После многочисленных экспериментов Томпсон пришел к выводу, что первые эшелоны наступающих, которые должны высаживаться с судов Хиггинса, целесообразно разбить по взводам. Каждый из них включал бы пятерых стрелков, четверых автоматчиков, четверых минометчиков, четверых ракетчиков, пятерых взрывников, двух огнеметчиков, группу для прорыва заграждений из колючей проволоки (четыре человека) и двух офицеров. (Боты Хиггинса брали на борт до 30 бойцов.)
Обучение осуществлялось в четыре этапа. Сначала солдаты тренировались в преодолении препятствий. Затем отрабатывались действия взрывников и групп по прорыву колючей проволоки. Потом проводились ротные и батальонные учения, анализировались их результаты, вносились коррективы. Войскам приходилось крайне тяжело: они практиковались в условиях, максимально приближенных к боевым. Использовались реальные вооружения и боеприпасы, что нередко заканчивалось несчастными случаями. В середине декабря артиллерийским снарядом убило четырех и ранило шесть человек. Через несколько дней в море опрокинулось десантное судно; 14 солдат утонули.
Первой прошла через эту суровую школу испытаний 29-я дивизия. Генерал Герхардт высоко оценил «превосходную систему обучения», благодаря которой, по его словам, дивизия «хорошо подготовилась к успешной высадке на берега немецкой „крепости Европа“.
Еженедельные учения проводились в течение всей зимы и весны 1944 г. В ходе их вносились уточнения и поправки в планы вторжения. Например, выяснилось, что дымовые завесы в одинаковой мере мешают действиям как противника, так и наступающих войск. Поэтому было решено отказаться от их использования.

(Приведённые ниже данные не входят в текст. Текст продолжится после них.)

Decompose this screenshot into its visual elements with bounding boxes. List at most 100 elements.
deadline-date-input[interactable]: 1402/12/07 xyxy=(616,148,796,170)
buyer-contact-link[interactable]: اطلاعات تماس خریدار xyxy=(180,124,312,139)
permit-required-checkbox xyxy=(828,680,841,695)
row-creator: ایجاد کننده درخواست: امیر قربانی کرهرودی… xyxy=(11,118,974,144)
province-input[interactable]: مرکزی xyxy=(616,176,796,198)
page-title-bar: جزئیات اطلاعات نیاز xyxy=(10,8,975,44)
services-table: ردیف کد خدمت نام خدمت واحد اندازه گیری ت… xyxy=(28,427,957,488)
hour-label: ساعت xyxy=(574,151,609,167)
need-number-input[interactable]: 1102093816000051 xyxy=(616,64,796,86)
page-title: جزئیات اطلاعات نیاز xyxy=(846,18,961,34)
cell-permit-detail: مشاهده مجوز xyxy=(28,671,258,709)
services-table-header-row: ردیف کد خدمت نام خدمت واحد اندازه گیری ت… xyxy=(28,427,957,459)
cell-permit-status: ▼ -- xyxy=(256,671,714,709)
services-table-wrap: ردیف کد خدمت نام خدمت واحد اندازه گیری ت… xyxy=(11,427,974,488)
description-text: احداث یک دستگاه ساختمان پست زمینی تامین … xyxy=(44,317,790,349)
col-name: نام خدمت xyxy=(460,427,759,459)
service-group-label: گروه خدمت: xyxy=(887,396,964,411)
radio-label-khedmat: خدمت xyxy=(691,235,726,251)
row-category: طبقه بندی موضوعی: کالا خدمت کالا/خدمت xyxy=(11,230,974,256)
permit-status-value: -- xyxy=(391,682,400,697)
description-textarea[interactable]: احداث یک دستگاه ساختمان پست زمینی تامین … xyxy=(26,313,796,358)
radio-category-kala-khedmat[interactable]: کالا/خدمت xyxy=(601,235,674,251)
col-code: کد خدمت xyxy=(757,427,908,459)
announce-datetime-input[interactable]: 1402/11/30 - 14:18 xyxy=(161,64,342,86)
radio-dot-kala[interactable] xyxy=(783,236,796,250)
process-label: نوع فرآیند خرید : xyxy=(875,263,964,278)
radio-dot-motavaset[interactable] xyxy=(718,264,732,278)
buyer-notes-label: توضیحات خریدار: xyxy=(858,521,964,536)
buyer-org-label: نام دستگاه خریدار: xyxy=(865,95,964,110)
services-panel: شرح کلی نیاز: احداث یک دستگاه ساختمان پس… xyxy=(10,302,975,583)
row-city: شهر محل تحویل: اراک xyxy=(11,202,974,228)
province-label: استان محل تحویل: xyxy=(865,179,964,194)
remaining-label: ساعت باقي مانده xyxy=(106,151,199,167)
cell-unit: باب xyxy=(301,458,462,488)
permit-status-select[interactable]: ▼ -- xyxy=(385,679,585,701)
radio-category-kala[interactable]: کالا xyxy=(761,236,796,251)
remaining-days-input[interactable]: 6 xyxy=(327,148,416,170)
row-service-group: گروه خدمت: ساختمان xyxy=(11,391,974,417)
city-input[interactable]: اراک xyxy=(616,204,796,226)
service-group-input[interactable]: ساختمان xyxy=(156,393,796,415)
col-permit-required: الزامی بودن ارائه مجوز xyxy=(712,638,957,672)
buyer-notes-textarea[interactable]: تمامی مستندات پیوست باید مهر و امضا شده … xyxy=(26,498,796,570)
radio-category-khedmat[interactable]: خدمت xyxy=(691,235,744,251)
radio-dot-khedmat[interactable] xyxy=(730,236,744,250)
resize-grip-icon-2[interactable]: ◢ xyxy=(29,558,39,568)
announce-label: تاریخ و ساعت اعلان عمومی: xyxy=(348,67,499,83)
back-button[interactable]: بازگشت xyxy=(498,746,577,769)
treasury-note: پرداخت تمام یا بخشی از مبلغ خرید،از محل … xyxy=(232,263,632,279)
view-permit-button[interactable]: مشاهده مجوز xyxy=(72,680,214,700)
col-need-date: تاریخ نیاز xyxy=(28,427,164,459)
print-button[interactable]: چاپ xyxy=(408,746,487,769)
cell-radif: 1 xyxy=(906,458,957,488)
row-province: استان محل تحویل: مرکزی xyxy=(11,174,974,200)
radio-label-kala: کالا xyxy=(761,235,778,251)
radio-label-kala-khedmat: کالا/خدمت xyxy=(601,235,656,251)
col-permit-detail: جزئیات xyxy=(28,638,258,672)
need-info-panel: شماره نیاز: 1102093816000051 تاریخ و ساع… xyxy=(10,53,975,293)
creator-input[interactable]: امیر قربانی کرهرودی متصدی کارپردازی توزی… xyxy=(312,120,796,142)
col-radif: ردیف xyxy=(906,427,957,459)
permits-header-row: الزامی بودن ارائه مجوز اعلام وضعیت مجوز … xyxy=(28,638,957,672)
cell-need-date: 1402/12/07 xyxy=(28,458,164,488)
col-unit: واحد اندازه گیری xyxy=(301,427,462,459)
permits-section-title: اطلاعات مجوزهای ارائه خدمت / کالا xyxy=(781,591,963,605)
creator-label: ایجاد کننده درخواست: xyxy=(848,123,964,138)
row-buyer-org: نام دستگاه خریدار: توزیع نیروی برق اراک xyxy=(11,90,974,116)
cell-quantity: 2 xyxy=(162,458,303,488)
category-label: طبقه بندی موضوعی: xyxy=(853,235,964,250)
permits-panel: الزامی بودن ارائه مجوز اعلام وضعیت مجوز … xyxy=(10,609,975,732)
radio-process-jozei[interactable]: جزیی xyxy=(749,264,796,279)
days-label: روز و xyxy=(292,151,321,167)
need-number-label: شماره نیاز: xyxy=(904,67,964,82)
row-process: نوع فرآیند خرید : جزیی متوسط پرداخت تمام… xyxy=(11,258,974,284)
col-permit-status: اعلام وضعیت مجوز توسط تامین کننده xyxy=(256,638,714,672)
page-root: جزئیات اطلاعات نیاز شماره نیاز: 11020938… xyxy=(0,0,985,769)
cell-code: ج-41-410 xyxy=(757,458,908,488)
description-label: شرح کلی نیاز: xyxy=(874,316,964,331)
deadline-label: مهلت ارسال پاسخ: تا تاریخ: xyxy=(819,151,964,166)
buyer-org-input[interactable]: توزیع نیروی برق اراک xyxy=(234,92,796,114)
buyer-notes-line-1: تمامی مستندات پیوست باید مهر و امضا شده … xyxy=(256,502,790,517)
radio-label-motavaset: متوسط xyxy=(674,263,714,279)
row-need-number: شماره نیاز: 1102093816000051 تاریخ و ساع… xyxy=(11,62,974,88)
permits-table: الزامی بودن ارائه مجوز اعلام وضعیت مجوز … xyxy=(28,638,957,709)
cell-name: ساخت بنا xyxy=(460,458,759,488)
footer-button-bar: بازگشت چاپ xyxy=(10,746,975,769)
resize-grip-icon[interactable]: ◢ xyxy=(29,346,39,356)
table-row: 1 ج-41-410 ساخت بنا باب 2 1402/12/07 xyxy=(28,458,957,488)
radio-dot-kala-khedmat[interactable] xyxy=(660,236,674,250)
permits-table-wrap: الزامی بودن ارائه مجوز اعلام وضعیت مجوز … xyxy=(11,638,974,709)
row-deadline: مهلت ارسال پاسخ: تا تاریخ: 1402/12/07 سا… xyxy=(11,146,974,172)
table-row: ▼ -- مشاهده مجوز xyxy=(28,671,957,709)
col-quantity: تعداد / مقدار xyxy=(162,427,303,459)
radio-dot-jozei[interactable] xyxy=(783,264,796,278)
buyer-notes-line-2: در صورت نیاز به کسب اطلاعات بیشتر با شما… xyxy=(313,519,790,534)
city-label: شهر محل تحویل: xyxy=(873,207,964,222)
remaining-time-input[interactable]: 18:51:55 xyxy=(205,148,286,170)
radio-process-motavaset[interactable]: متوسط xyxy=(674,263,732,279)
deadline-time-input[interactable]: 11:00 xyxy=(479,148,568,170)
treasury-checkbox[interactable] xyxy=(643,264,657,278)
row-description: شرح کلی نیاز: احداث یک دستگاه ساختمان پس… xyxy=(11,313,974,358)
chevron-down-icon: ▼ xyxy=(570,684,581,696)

Обнаружилось также, что танки лучше всего применять в качестве артиллерийских средств огневой поддержки. Они не должны находиться на передовой линии и прорывать оборону противника, а должны вести огонь с позиций позади атакующих десантников.
Как ни странно, но эти уроки никак не связаны с опытом предыдущих американских военных кампаний в Тихом океане. Происходил некоторый обмен офицерами между 1-й специальной инженерной десантной бригадой в Европе и 2-й бригадой в Тихоокеанском бассейне. Но после Северной Африки, Сицилии и Италии командующие на Европейском континенте не испытывали особой нужды в информации своих тихоокеанских коллег.
В апреле и начале мая боевые учения уже на уровне общевойсковых (генеральных) репетиций проходили по всей Англии. Это были марш-броски, погрузка на десантные суда и выход в море, отработка подступов и атак, дислокации сил на побережье. В них участвовали все подразделения, которым предстояло высаживаться во Франции одной штурмовой группой: «О» (участок побережья «Омаха»), «G» (Gold — «Золото»), «U» (Utah — «Юта»), «J» (Juno — «Юнона») и «S» (Sword — «Меч»). Армия должна была научиться взаимодействовать с военно-морским флотом, а моряки — с сухопутными войсками.